The comparison values will vary over time, but right now, that ought to mean that Louisiana should go near the head of the line for Federal medical assistance, testing allocation priorities, provision of protective masks for health providers, and logistical and engineering assistance from Federal stockpiles and personnel like the Army Corps of Engineers, and US Pubic Health Service personnel support. This is a science-based assessment, despite the fact that we have a Democratic Governor leading our response. We will wait to see if the Federal Allocation Gods wear a blindfold, or take instructions by tweet. It may be a difficult decision, since Louisiana cast its electoral votes for Trump. But the Governor, while a distinct moderate, is still of the wrong political stripe.
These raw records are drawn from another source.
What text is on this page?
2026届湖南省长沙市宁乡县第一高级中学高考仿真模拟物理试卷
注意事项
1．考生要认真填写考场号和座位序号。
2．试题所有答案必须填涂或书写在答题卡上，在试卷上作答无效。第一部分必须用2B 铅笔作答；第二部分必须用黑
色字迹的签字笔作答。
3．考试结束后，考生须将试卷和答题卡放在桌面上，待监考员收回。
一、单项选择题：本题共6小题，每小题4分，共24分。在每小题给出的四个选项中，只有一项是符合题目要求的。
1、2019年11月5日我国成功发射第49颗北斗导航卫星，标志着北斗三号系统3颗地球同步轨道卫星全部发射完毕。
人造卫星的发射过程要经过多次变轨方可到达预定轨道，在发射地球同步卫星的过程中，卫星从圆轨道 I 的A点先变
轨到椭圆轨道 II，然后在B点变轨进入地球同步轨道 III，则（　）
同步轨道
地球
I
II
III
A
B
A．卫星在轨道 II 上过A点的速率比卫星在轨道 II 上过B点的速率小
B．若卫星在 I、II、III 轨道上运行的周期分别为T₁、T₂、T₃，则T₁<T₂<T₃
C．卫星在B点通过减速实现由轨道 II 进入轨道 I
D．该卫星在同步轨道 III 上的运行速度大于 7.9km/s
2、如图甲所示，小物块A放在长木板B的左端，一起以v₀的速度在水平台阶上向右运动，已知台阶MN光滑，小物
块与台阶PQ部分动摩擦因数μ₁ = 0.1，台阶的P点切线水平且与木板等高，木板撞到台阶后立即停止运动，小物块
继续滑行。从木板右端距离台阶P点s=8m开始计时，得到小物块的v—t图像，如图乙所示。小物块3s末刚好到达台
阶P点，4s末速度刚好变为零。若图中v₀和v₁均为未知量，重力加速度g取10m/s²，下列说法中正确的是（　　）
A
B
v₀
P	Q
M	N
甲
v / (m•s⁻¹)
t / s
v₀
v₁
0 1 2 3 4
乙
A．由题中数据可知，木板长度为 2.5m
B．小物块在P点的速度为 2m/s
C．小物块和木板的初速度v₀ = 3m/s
This new analytic chart can also be used to compare Louisiana to other World countries of interest, such as France, Germany, China and Italy. Here is a chart from WorldometerTracking that illustrates the point.
The absolute case numbers aren’t the best relative comparison. We can see that Louisiana’s current rate is nearing that of China (56-which has slowed its rate growth dramatically after 4 months) and is roughly 1/3 that of Germany (112) and France (118) which are still in the rapid epidemic growth phase. And Louisiana’s rate is currently less than 10% of that found in Italy (521). All these rates except that of China are on the way up and growing significantly but this is a snapshot in time, as the US tries to implement American style social distancing with a moderate hand, in hopes of falling well short of the European experience model. Again, these are approximations, but they don’t take days of computer programming and Monte Carlo simulations to get a reasonable idea of where we are now.
As the data accumulates more specific and detailed analyses can be done, say by age groups, or population density in each US state, which is not the same thing as total population. But you have to start somewhere, and this is a good place to do that.